Published in final edited form as: Am J Bioeth. 2009;9(6-7):W4–W6. doi: 10.1080/15265160902966902

It is Settled: The ‘Is’ Can (and Should) Inform the ‘Ought’!

Alexander A Kon 1
PMCID: PMC2826321  NIHMSID: NIHMS174435  PMID: 19998100

I read with great interest the plethora of commentaries in response to my target article. Many elaborated richly on several different topics providing excellent insights to further illuminate how we can design, interpret, and understand empirical research; others provided robust counter arguments to some of my claims; and a few raised interesting and important concerns in strong opposition to my work. This body of scholarship represents what I believe is one of the great strengths of bioethics: A multidisciplinary approach bringing together scholars with diverse backgrounds in arenas where we can openly share ideas that are made stronger through such collaborations. Sugarman, Kass, and Faden write: “Kon’s discussion… best evidences how the clinical context influences his analysis.…” (Sugarman et al. 2009, 66), which is certainly true. Bringing together clinicians, philosophers, researchers, and others allows us to better understand the multifaceted nature of bioethical issues, and the lively discussion in this issue exemplifies why a multidisciplinary approach is essential. Due to the many ideas raised in the commentaries, I clearly cannot address all, or even most, in a brief response, therefore I will limit my remarks to only the issue that I believe is most important.

While the many scholars raised excellent points in their commentaries, rather than what was written, I was personally struck by what was NOT written. That is, in the 18 commentaries representing the combined wisdom of 27 experts, no author wrote: “The ‘is’ can never inform the ‘ought’!” The fact that no such claim was made leads me to believe that the debate is now over. The bioethics community (which I will choose not to define in the limited space I have here) has determined that indeed empirical research can, and dare I say should, inform normative ethics.

Several commentaries did address my handling of this issue, although none argued that the ‘is’ cannot inform the ‘ought’, and I would like to respond briefly to a few of the statements made. Professor Shelton seems not to object in principle but raises concerns that more work must be done to clarify when empirical work can inform and potentially alter our ethical norms versus when conclusions drawn from such work run counter to our moral precepts and therefore ought not change our ethical constructs (Shelton 2009).

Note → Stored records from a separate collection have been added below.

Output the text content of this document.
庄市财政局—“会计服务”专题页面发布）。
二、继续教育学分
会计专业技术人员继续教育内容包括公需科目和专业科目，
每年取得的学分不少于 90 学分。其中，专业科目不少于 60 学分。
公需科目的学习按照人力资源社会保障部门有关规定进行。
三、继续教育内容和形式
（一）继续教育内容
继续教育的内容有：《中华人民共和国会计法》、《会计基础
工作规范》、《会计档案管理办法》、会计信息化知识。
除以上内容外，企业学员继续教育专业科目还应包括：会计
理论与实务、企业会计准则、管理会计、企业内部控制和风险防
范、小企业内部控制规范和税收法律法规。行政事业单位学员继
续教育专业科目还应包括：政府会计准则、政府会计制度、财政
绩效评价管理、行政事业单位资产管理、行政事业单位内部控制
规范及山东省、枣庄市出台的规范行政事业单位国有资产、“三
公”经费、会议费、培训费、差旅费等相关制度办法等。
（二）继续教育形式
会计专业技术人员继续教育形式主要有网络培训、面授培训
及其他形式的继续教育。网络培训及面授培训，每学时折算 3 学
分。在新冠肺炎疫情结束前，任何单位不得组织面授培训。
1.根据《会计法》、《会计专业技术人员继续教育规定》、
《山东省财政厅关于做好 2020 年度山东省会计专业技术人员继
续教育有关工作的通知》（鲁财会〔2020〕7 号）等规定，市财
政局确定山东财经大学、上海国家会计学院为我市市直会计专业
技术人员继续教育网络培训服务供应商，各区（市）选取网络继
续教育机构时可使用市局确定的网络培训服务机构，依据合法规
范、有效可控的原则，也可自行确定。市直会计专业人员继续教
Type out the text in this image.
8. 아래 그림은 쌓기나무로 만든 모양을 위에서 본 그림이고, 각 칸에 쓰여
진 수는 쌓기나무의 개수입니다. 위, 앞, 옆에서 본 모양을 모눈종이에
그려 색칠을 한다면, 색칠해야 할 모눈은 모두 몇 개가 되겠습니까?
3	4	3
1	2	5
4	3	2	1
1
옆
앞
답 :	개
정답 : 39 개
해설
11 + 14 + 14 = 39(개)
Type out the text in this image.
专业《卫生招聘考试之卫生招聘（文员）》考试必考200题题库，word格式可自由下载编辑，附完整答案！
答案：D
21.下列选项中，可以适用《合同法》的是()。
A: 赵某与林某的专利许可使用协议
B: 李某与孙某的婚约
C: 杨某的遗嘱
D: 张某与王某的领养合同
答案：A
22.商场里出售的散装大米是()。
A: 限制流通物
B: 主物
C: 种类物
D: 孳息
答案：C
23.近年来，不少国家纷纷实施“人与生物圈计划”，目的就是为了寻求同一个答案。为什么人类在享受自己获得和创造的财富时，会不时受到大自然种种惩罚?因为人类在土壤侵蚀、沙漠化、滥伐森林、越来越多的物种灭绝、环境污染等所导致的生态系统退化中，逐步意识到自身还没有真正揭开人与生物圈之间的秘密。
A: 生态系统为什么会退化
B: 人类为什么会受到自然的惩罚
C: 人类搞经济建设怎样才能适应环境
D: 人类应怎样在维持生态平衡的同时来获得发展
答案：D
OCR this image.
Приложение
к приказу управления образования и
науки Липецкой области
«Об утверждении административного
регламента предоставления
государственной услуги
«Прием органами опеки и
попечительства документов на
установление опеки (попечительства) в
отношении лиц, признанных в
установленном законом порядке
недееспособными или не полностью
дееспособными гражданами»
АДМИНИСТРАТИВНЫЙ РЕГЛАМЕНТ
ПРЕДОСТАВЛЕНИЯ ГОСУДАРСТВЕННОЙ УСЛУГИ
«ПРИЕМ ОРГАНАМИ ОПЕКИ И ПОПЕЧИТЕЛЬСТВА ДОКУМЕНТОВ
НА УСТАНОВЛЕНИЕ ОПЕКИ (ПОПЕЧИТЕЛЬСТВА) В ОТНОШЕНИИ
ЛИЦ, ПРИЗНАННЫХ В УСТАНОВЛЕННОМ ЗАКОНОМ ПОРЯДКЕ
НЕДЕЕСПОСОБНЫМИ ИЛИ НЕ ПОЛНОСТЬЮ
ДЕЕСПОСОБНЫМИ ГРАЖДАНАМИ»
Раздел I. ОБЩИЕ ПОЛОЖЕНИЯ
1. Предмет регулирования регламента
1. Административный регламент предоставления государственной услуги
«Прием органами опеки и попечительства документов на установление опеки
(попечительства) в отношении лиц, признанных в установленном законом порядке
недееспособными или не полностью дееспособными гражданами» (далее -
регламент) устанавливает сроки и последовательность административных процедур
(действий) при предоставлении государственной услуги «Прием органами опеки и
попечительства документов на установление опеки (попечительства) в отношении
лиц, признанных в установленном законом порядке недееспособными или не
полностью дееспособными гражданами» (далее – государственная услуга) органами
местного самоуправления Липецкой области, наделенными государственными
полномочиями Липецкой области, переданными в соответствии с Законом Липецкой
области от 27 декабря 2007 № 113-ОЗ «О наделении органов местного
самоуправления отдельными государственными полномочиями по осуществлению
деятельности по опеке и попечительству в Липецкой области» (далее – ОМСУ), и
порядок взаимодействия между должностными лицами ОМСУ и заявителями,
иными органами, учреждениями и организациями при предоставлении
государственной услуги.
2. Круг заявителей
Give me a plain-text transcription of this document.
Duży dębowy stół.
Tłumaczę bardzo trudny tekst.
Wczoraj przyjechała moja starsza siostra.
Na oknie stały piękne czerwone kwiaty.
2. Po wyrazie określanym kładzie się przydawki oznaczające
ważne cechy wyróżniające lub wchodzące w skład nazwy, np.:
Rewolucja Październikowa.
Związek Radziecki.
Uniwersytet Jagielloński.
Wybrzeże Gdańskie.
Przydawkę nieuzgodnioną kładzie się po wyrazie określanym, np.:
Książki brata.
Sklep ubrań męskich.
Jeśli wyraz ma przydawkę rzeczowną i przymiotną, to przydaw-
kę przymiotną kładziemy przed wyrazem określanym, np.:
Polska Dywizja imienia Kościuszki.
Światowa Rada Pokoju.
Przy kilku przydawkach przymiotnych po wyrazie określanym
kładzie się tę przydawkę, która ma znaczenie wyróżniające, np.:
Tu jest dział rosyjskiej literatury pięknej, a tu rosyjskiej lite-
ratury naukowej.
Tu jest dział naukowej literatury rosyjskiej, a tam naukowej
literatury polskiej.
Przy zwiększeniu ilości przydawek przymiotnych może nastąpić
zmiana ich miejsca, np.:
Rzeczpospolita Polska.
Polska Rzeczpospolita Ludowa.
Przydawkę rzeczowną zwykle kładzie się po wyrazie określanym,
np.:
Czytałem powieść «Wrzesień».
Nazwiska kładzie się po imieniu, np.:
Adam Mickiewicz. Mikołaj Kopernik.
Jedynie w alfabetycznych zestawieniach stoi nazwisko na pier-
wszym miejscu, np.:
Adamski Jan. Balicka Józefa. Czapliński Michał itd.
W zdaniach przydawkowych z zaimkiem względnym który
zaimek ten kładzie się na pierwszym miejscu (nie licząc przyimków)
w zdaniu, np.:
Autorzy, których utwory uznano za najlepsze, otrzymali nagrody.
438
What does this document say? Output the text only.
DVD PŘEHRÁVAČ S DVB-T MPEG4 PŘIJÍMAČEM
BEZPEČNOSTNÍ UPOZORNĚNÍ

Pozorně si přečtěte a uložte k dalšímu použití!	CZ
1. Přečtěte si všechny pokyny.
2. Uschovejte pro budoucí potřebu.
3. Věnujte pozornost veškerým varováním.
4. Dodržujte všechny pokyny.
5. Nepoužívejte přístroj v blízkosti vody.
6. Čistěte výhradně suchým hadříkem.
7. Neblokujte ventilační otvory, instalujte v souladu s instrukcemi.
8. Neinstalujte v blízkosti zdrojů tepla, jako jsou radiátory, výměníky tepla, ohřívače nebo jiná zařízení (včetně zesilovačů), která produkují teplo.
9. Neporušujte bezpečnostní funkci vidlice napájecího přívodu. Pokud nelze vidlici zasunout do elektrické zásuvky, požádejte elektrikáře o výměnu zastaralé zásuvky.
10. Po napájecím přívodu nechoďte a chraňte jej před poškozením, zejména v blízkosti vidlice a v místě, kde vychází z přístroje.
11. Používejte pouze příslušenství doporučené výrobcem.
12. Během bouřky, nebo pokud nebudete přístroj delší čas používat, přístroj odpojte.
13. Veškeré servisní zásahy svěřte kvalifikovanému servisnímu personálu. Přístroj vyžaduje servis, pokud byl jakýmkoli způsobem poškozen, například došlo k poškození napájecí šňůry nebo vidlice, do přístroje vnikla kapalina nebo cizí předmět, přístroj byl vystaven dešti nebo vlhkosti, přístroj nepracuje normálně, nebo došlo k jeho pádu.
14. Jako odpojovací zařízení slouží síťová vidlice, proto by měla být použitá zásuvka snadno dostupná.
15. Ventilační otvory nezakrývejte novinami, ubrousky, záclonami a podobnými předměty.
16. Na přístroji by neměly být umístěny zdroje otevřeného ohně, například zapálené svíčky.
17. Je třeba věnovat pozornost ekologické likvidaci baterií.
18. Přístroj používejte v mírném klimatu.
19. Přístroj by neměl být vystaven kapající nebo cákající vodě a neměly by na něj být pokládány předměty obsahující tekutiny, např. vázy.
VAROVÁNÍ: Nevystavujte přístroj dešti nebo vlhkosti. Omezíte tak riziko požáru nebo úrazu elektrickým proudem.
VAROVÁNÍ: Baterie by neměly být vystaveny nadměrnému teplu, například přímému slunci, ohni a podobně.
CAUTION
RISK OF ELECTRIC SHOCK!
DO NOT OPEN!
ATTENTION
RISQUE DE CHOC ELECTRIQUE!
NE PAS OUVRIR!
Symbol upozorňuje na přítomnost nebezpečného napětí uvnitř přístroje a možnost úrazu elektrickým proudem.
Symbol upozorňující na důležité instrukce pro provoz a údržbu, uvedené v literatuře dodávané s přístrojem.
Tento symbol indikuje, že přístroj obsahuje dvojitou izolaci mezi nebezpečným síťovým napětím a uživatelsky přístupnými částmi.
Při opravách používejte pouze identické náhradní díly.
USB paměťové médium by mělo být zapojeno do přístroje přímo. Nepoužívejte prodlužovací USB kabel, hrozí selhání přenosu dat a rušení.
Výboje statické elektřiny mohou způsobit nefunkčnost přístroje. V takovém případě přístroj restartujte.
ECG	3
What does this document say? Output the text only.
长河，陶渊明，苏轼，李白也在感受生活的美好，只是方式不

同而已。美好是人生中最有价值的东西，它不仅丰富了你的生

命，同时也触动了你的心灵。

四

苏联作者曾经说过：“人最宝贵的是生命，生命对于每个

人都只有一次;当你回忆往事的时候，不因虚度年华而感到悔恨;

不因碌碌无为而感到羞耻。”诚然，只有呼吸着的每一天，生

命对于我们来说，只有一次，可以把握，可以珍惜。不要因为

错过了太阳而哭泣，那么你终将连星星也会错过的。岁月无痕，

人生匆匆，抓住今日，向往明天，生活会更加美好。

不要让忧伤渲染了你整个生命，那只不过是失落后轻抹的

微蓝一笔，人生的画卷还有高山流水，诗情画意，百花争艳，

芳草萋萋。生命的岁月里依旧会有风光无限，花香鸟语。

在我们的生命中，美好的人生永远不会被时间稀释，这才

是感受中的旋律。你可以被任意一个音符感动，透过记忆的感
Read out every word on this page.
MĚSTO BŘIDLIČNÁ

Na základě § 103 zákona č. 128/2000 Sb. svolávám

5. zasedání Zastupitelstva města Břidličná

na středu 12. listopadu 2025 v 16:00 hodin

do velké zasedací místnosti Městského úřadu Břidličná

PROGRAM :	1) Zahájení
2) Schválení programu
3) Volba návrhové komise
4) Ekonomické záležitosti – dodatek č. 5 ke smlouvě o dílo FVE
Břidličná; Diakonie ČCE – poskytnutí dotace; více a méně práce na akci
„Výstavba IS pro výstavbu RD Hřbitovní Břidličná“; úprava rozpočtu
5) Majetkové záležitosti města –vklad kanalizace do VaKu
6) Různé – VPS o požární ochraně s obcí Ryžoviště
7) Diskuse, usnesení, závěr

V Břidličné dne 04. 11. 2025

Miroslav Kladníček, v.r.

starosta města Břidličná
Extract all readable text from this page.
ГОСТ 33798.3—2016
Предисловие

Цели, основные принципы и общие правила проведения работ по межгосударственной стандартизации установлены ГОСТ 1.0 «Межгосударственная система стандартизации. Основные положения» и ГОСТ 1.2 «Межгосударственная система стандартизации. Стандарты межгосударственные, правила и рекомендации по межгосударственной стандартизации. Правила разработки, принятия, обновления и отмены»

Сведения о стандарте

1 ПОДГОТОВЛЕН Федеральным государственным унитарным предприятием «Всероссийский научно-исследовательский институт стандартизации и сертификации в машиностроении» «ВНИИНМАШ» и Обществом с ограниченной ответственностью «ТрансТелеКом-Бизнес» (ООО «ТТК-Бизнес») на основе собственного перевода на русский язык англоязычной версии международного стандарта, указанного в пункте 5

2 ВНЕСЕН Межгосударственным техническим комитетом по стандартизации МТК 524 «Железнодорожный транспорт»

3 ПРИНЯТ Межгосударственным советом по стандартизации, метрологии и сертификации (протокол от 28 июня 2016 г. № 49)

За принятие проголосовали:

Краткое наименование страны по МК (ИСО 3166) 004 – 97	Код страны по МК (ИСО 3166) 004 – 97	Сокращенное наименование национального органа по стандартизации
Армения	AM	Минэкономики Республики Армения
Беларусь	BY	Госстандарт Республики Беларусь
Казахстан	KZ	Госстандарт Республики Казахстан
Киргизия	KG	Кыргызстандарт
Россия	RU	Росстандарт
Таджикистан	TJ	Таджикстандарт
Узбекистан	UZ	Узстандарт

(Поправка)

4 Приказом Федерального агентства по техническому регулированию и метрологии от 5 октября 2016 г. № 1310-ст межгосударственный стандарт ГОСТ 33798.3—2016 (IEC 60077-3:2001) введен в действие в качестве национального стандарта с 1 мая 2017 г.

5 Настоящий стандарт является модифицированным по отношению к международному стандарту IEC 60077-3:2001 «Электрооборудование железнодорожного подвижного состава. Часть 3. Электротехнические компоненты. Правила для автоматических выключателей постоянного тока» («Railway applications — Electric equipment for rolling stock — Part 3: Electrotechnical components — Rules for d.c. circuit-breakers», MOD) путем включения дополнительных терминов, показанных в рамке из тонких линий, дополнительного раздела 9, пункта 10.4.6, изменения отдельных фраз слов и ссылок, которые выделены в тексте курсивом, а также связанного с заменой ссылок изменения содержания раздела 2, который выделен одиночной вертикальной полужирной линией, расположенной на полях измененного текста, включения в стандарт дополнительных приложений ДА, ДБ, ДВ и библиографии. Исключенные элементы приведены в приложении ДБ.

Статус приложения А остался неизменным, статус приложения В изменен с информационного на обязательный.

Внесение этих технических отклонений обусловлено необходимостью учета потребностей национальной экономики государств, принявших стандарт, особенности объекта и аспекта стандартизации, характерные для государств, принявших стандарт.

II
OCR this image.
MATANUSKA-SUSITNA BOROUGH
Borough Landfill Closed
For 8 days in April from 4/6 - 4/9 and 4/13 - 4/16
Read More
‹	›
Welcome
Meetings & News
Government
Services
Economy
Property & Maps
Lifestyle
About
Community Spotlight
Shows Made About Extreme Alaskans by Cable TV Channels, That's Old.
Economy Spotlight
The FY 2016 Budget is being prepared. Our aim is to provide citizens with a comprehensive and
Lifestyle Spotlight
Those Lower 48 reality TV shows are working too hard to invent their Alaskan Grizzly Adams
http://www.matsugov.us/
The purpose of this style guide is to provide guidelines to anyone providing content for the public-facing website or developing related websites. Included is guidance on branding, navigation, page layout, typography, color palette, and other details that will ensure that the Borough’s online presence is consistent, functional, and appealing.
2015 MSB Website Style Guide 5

Similarly, Professor Kirkwood argues that we must develop a clearer understanding of what standard of evidential weight should be considered sufficient to modify normative standards (Kirkwood 2009). I could not agree more.

I doubt, however, that without significantly more work in this area we can clearly delineate criteria for making such judgment, and therefore at present (and I would venture for the foreseeable future) when data raise questions about ethical standards we will need robust discussions in order to determine whether such data should change our norms. For example, in a study on racial and ethnic disparities in healthcare we found that trauma patients of minority status were more likely to be tested for drugs and alcohol when presenting to U.S. emergency departments when compared to their Caucasian counterparts (Kon et al. 2004). In that study we also found that among those tested, patients identified as “Black” by healthcare providers were more likely to have positive drug test results. Some have argued that our findings support racial profiling in emergency departments, arguing that physicians should use these data to target patients (based on skin color) who are more likely to test positive. In our report, we argued that this finding suggested that there may be social factors leading to the finding of higher rates of positive test results, and that we should consider developing social programs and other interventions to diminish this disparity. We argued that racial profiling, which clearly occurs in emergency departments, further undermines excellent care and fosters distrust among minority patients. While at this point I cannot offer a precise and coherent scheme to determine when data should alter norms and when they should not, I am confident that the bioethics community would agree that in this case our findings would not support racial profiling. Certainly, more work must be done to clarify how we can make such determinations in a clear and consistent manner.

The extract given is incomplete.